Beatty and Click had a tumultuous relationship but witnesses said she had forgiven him when he came to her home in October, the Tyler Paper reported. 

In addition to strangling his mother, Beatty beat her badly, broke her bones and injured her head. He burned her items, stole her car and used credit cards to buy drugs and alcohol, according to court records obtained by the Tyler Paper

According to the Morning Telegraph, Beatty was arrested in Henderson County on auto and theft charges and he told inmates he killed his mother. He asked investigators to let him guide them to Click's body to “get her out of the hole before Christmas."
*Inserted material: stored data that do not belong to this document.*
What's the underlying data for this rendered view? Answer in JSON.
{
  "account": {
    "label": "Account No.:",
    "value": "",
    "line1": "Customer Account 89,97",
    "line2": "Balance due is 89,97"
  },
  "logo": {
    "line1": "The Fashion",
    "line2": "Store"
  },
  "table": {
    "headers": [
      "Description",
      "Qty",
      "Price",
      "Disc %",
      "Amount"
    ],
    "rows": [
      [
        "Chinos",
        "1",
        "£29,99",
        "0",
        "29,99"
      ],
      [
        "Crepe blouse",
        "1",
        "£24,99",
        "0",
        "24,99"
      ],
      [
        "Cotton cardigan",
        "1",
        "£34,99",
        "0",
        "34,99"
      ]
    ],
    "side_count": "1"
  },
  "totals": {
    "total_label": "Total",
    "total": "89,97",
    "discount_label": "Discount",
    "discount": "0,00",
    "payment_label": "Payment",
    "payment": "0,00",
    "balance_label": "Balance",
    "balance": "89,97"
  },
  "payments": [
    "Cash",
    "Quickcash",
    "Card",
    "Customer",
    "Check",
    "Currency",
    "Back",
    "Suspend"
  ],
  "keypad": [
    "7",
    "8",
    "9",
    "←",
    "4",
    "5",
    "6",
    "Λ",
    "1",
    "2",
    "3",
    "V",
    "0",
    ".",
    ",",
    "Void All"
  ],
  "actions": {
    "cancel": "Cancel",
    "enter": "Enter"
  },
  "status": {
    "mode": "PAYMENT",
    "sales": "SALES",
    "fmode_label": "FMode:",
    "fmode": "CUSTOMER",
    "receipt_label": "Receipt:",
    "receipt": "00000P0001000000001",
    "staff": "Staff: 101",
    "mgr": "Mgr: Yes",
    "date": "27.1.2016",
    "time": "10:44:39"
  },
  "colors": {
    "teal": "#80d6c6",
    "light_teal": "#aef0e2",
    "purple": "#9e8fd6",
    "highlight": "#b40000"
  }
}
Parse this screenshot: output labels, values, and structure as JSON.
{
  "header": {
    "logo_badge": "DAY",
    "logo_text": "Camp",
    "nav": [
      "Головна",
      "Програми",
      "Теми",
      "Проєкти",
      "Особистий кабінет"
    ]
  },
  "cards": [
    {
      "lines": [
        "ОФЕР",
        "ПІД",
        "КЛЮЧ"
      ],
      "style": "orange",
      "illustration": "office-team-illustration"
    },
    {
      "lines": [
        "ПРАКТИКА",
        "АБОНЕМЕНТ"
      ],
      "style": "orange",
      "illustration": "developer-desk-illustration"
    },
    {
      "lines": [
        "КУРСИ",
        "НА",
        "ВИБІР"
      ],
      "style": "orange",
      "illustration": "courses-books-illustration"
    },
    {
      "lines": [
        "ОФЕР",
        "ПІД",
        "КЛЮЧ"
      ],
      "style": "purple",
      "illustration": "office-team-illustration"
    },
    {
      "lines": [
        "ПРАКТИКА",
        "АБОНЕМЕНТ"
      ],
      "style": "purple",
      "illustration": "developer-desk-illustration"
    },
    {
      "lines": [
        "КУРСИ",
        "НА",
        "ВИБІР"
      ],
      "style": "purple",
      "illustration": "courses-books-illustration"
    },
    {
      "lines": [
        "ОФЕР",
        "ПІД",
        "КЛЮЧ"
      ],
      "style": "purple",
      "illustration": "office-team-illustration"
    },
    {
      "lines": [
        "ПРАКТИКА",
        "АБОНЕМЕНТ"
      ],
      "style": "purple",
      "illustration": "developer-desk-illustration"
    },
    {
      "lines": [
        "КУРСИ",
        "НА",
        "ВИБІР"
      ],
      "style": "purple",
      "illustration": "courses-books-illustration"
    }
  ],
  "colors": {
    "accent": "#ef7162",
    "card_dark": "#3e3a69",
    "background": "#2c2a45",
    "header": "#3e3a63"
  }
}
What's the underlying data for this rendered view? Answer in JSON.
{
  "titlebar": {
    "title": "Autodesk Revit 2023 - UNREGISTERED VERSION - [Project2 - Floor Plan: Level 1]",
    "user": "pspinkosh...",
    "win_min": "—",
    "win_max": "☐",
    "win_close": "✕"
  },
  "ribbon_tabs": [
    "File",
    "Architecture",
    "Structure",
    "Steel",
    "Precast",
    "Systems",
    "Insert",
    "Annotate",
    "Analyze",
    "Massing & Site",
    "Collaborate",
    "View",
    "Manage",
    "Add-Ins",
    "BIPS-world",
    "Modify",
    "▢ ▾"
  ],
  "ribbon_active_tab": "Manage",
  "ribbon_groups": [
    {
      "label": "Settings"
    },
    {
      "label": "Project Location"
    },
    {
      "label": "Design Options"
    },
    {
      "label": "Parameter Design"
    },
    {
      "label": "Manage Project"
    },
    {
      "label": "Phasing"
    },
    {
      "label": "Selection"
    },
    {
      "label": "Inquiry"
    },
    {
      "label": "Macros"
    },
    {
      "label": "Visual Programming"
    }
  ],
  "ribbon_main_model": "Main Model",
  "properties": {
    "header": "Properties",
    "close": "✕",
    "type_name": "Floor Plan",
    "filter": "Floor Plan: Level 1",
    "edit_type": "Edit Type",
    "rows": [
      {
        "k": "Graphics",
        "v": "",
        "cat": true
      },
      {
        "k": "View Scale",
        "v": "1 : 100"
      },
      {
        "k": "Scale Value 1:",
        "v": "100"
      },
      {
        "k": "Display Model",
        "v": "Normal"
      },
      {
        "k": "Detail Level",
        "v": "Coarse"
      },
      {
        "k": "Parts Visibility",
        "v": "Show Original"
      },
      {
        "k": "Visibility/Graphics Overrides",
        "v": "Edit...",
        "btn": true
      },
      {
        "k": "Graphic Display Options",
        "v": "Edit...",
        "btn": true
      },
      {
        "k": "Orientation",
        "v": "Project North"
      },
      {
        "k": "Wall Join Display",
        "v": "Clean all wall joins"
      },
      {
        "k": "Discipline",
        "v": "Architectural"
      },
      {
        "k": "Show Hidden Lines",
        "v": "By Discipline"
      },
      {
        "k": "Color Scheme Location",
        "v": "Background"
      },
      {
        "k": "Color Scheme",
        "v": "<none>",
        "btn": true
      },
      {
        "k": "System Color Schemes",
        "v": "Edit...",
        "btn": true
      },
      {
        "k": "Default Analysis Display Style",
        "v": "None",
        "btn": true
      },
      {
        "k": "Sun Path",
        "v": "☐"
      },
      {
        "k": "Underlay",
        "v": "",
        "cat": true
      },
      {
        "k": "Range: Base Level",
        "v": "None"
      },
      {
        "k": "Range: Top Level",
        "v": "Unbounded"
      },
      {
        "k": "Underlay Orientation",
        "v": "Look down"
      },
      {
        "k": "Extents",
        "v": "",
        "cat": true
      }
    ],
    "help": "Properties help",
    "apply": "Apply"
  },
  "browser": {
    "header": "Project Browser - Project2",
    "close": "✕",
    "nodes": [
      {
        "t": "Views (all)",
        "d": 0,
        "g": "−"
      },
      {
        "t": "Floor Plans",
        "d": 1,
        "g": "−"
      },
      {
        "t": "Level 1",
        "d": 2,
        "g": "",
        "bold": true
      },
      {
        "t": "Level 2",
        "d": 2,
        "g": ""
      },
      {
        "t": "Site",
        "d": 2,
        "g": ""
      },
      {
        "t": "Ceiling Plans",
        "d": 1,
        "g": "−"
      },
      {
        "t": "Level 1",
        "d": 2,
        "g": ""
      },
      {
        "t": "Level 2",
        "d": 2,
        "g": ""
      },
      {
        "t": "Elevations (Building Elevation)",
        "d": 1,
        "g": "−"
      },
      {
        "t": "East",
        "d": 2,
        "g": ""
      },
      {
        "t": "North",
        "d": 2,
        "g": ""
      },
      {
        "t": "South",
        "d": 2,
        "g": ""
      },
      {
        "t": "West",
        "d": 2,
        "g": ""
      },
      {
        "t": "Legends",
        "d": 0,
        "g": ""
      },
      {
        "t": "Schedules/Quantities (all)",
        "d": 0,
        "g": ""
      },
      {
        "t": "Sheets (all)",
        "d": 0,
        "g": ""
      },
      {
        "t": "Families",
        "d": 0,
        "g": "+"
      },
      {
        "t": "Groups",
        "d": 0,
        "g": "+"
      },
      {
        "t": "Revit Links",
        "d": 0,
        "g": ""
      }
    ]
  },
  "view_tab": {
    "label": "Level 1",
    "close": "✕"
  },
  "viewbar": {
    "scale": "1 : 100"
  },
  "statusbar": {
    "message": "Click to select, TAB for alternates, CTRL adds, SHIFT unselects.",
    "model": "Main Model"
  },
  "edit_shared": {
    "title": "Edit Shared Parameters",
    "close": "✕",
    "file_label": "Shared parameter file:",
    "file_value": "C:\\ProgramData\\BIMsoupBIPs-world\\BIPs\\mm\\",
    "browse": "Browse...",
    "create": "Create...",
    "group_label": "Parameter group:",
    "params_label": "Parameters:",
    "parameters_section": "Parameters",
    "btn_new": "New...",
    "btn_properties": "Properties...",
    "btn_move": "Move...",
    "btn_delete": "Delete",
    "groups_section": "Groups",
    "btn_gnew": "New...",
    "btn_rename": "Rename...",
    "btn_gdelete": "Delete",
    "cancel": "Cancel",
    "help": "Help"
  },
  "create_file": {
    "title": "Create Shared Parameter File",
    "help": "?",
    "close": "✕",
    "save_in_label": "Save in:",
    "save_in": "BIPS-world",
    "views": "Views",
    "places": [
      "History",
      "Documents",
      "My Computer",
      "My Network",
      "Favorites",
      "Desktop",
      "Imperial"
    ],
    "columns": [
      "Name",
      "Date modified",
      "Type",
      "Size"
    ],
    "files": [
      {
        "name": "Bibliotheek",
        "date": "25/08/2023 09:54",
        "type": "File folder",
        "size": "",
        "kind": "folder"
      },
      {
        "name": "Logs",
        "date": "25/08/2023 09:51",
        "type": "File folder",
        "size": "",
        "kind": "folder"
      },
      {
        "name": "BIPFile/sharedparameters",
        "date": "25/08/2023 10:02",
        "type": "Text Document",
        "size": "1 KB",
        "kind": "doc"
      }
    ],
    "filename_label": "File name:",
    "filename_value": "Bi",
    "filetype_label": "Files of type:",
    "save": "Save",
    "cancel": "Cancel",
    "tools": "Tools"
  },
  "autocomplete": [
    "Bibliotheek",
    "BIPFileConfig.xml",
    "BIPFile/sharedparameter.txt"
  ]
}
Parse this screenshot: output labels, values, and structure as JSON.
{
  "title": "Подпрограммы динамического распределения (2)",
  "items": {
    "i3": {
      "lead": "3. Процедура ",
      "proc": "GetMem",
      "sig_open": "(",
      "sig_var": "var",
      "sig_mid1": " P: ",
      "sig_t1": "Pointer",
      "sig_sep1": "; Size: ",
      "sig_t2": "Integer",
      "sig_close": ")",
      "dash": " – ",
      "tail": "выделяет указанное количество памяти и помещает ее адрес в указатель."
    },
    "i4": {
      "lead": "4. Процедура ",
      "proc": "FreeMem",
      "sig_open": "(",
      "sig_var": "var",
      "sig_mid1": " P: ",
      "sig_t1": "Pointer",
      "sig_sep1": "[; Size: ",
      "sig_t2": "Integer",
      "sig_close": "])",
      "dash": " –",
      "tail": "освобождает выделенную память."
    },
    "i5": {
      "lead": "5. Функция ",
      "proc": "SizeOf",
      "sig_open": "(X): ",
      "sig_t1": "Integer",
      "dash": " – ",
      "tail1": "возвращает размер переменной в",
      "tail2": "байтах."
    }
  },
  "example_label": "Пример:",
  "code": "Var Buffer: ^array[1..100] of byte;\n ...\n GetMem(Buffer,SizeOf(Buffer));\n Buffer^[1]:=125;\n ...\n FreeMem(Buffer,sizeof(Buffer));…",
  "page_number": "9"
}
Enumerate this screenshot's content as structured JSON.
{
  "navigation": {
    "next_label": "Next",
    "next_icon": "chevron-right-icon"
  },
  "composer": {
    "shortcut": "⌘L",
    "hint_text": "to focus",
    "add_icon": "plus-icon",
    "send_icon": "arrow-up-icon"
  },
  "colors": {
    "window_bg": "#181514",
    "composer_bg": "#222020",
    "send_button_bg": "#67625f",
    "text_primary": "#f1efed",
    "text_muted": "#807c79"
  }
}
"On Dec. 23, 2003, cadaver dogs found her nude, contorted body in a small, shallow grave behind her pale yellow trailer in Whitehouse," the Tyler Paper article read.

The newspaper said Beatty buried her with mothballs and garlic, covered her with cat litter and lumber, and tied panty hose over her neck and face. 

During the trial, psychiatrists said Beatty's behavior was consistent with "lifelong condition of "anti-social personality disorder," but he was not mentally ill, according to the Morning Telegraph. 

TDCJ Communications Director Amanda Hernandez said in an email TDCJ has "no comment due to pending litigation."